Le vingtième siècle a introduit de nouveaux contextes rituels et controverses. L'Église amérindienne, avec son utilisation du peyotl dans des contextes sacramentels, est devenue une option religieuse importante pour de nombreux lakota ; en même temps, les églises chrétiennes — catholiques, protestantes et pentecôtistes — ont recruté de nombreux adhérents lakota, créant des mondes spirituels syncrétiques et pluriels. Les changements juridiques ont été déterminants : après des décennies de répression, des changements législatifs et politiques à partir du milieu à la fin du vingtième siècle ont facilité la pratique ouverte des cérémonies traditionnelles. La loi sur la liberté religieuse des Amérindiens de 1978 (Public Law 95‑341) est une loi fédérale marquante qui a reconnu le droit des peuples autochtones de pratiquer des religions traditionnelles et est souvent citée par des dirigeants tribaux et des chercheurs comme ayant un impact sur le renouveau et la pratique contemporains.
Les textures sensorielles et sociales contemporaines des cérémonies sont aussi vives que les descriptions historiques. Dans un campement de Danse du Soleil, on peut entendre plusieurs tambours (grands tambours communautaires et tambours à main), voir des visages peints et des ornements fabriqués à partir de plumes et de perles, sentir le cèdre et le sweetgrass, et participer à une réciprocité structurée où les aînés distribuent de la nourriture et des cadeaux. La chanunpa est souvent polie et rangée avec soin ; son utilisation est régie par des protocoles stricts concernant qui peut parler et comment les prières doivent être offertes. Les chercheurs de vision grimpent encore des collines sacrées pour jeûner en solitude, bien que beaucoup subissent également un conseil préparatoire de la part des aînés et retournent dans les communautés pour traduire les révélations personnelles en responsabilités publiques.
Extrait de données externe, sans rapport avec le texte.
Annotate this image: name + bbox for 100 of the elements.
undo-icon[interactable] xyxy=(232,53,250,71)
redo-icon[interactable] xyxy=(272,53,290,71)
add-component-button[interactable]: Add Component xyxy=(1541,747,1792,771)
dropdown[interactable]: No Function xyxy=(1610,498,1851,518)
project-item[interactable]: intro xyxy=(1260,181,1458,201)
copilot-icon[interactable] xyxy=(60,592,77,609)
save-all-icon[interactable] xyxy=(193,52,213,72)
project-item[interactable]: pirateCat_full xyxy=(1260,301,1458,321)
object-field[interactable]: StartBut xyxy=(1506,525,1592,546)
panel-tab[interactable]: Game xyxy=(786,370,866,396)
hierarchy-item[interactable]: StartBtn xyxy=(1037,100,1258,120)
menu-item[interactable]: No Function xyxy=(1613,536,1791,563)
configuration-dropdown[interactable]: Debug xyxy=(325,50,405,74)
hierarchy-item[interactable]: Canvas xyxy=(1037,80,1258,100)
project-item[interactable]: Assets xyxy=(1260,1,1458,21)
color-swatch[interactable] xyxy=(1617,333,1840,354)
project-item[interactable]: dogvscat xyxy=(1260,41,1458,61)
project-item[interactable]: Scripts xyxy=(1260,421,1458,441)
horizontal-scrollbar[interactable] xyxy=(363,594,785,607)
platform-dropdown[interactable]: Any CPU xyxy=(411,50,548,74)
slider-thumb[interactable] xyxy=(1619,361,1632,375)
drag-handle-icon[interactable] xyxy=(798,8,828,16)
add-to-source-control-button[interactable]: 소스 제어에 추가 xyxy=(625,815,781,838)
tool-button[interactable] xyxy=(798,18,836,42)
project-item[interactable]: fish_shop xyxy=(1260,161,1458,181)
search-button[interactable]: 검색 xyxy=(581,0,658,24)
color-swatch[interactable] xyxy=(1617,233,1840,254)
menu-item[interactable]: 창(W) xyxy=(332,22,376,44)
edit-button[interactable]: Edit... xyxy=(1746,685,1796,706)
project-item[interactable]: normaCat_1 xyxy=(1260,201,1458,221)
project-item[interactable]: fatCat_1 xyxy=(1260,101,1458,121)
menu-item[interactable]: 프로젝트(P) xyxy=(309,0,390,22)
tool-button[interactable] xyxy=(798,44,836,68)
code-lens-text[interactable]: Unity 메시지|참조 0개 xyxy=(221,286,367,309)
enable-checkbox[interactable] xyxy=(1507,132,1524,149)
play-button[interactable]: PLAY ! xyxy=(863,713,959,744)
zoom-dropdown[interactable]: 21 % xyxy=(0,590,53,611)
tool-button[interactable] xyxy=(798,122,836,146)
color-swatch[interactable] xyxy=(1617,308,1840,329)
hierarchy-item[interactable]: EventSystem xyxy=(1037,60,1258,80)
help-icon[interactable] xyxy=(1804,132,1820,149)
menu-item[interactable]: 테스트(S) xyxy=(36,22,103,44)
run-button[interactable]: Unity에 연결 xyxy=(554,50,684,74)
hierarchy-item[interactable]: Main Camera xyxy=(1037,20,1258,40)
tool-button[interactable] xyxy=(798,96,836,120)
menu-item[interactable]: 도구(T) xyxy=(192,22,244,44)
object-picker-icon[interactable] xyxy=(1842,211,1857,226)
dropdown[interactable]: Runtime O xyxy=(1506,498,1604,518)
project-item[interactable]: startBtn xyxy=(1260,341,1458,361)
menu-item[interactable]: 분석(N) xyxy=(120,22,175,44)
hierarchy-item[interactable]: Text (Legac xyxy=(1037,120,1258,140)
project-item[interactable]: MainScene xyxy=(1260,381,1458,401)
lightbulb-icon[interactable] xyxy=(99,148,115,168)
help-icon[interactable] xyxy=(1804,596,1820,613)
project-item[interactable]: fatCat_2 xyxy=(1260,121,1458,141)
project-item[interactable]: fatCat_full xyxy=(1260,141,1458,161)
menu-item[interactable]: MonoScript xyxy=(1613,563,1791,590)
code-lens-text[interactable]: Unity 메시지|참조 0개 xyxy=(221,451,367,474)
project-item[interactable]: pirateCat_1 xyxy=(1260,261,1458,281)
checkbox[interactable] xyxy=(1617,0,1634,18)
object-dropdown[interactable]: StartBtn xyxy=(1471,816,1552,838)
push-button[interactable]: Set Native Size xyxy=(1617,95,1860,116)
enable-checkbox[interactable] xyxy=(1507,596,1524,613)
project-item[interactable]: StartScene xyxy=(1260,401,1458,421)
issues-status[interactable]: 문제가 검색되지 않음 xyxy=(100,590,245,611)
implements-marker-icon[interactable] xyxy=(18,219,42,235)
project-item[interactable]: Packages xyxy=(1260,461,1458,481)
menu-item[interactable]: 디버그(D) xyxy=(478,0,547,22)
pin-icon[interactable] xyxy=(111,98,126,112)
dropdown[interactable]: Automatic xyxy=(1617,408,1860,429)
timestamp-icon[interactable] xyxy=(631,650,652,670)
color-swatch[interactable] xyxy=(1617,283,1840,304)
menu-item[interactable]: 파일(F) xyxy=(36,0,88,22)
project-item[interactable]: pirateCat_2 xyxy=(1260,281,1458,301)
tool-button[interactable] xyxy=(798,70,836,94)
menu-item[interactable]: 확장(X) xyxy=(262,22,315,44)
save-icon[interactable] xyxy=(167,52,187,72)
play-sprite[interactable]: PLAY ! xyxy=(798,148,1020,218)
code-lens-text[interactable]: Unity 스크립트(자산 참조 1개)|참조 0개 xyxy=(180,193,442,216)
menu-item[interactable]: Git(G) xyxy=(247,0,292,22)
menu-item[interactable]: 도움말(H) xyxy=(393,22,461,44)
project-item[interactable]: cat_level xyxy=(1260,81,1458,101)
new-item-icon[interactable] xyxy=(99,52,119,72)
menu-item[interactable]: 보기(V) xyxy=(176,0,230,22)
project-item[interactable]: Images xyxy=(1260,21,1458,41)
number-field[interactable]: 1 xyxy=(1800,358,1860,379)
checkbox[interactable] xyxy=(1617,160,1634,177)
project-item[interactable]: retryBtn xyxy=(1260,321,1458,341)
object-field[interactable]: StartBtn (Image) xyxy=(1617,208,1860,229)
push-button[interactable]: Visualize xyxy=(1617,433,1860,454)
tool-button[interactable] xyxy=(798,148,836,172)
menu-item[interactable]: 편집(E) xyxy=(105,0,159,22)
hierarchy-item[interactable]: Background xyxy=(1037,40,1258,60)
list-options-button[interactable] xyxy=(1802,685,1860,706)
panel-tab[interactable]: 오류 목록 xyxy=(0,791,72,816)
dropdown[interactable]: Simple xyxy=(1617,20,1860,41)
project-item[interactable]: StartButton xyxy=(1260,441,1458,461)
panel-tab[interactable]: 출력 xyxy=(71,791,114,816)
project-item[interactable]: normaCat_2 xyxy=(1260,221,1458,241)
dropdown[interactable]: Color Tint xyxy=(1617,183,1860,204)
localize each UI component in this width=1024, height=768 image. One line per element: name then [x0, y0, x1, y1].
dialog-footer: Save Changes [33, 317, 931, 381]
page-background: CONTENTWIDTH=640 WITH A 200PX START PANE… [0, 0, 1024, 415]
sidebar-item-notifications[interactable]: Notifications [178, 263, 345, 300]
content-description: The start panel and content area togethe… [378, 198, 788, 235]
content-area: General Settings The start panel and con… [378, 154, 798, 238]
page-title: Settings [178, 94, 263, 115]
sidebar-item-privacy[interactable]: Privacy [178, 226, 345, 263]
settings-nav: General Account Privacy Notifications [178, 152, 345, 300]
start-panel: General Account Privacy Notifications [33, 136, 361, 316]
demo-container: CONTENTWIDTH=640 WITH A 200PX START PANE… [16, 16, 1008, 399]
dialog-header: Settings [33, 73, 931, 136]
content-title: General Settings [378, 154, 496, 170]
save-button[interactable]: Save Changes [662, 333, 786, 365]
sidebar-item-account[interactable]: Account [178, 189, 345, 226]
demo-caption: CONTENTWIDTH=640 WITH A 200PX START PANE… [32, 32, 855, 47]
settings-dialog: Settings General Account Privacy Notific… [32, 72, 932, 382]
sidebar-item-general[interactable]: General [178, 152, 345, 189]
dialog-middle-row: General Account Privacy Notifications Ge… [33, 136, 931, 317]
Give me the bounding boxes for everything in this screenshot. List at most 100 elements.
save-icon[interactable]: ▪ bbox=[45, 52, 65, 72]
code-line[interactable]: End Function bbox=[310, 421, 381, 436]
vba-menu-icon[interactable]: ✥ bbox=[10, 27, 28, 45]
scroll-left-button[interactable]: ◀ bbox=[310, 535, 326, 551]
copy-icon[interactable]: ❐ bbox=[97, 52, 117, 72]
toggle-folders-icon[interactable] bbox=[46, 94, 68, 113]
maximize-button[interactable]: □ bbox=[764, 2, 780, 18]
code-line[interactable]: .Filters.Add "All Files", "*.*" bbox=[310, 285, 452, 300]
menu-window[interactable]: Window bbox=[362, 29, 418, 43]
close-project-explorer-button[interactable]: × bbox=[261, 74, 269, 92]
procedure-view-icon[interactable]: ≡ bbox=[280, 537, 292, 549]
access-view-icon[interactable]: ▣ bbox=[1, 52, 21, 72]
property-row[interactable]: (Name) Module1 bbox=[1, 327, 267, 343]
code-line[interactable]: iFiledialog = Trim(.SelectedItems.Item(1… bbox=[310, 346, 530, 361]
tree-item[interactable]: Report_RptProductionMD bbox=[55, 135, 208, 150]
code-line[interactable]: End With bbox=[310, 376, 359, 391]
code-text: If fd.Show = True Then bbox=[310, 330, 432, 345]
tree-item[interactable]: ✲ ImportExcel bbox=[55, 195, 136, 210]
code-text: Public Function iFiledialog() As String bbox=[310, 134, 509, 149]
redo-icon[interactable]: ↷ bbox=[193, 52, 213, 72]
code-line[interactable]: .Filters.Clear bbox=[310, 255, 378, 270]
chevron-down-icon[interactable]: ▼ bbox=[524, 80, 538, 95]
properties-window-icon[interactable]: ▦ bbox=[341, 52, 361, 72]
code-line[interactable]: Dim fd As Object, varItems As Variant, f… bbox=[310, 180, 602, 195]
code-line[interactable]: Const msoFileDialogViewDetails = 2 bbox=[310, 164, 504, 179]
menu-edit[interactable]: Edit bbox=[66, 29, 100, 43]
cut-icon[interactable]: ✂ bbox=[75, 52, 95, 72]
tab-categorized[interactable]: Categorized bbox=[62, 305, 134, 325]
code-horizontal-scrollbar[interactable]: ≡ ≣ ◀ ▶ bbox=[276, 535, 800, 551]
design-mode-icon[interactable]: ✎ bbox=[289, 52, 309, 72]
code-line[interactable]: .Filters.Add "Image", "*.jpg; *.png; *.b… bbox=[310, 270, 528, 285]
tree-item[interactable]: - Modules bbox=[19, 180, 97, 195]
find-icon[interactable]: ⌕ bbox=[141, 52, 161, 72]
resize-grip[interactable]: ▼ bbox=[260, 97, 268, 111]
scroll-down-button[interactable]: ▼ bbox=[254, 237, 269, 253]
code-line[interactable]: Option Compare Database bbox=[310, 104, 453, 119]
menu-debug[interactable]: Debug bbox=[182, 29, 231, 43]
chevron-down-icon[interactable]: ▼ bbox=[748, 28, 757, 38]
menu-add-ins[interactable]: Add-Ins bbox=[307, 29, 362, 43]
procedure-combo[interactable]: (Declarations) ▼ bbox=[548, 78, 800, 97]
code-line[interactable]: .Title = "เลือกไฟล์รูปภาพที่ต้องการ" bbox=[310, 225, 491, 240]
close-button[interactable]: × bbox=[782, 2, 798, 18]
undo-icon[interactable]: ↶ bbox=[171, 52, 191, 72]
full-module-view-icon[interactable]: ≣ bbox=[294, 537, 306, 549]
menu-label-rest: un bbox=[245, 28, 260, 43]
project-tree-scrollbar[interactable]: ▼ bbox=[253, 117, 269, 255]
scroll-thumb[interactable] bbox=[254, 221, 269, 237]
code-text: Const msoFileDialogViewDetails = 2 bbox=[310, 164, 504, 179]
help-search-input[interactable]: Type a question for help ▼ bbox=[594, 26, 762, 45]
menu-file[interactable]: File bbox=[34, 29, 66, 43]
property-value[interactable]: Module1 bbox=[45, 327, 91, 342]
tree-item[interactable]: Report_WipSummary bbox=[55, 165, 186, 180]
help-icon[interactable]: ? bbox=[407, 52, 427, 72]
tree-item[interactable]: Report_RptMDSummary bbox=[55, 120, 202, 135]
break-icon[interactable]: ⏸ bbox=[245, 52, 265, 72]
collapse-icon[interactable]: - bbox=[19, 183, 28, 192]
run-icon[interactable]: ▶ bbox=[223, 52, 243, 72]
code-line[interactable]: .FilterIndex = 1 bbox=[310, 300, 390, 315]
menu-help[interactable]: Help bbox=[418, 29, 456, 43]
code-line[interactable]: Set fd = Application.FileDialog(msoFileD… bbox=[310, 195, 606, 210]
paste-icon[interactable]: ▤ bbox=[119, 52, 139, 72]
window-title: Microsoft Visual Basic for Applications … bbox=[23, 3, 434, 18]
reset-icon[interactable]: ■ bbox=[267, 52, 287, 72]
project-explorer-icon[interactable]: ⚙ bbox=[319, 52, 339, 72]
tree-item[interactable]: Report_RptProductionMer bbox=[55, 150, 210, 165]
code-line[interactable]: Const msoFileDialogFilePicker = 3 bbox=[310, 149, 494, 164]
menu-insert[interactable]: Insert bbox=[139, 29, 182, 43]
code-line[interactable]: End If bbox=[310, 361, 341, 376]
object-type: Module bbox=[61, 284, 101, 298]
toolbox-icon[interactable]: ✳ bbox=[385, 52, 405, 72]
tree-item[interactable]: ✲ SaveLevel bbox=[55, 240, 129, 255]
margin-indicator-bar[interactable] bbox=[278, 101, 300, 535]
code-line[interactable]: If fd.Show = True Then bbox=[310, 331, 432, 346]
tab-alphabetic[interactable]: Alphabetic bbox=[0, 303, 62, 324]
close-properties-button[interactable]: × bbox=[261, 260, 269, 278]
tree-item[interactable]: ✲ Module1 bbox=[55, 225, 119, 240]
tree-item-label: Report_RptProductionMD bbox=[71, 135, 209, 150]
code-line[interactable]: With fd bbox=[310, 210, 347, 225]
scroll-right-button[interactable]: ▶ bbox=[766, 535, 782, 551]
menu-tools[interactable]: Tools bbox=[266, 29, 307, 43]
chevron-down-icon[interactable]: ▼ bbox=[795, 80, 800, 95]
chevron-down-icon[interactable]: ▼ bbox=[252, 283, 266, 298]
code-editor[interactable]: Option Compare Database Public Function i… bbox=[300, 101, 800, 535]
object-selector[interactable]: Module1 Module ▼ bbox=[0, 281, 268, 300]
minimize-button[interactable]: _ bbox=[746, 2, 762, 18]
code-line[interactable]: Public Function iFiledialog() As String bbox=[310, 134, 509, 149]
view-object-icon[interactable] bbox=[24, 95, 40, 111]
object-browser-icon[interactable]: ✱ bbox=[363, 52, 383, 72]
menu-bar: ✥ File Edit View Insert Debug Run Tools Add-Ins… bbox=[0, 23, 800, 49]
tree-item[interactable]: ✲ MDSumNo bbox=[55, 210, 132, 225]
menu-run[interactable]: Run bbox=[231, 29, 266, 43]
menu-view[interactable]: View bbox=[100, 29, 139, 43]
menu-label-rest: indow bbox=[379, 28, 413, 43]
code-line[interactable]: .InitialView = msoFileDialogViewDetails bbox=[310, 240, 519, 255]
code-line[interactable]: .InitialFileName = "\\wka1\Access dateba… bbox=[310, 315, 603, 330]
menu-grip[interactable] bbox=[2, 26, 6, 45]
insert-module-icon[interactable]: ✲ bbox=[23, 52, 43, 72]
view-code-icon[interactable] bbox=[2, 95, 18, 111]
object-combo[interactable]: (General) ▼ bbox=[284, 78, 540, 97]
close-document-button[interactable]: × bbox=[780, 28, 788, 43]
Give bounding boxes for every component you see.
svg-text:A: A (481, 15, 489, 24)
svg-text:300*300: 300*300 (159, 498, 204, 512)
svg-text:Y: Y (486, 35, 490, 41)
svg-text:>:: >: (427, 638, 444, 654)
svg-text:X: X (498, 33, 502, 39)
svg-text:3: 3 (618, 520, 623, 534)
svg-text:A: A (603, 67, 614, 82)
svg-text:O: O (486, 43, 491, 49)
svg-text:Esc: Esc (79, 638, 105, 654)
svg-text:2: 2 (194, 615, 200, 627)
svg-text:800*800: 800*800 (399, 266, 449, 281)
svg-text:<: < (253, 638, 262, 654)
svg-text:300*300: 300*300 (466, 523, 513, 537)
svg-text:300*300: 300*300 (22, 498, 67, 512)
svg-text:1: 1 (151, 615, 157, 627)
Enfin, la question de l'accès et du secret est significative. Certains rites sont publics et ouverts à l'assistance ; d'autres sont réservés à ceux qui sont initiés ou à des proches. Des débats continuent au sein des communautés sur qui peut exécuter certaines chansons ou porter des ornements particuliers, et ces débats sont souvent liés à des préoccupations concernant l'appropriation et la marchandisation des formes sacrées par des étrangers. Cet équilibre — ouverture pour la continuité communautaire contre secret gardé pour la puissance spirituelle — demeure une tension vivante dans la vie rituelle lakota aujourd'hui.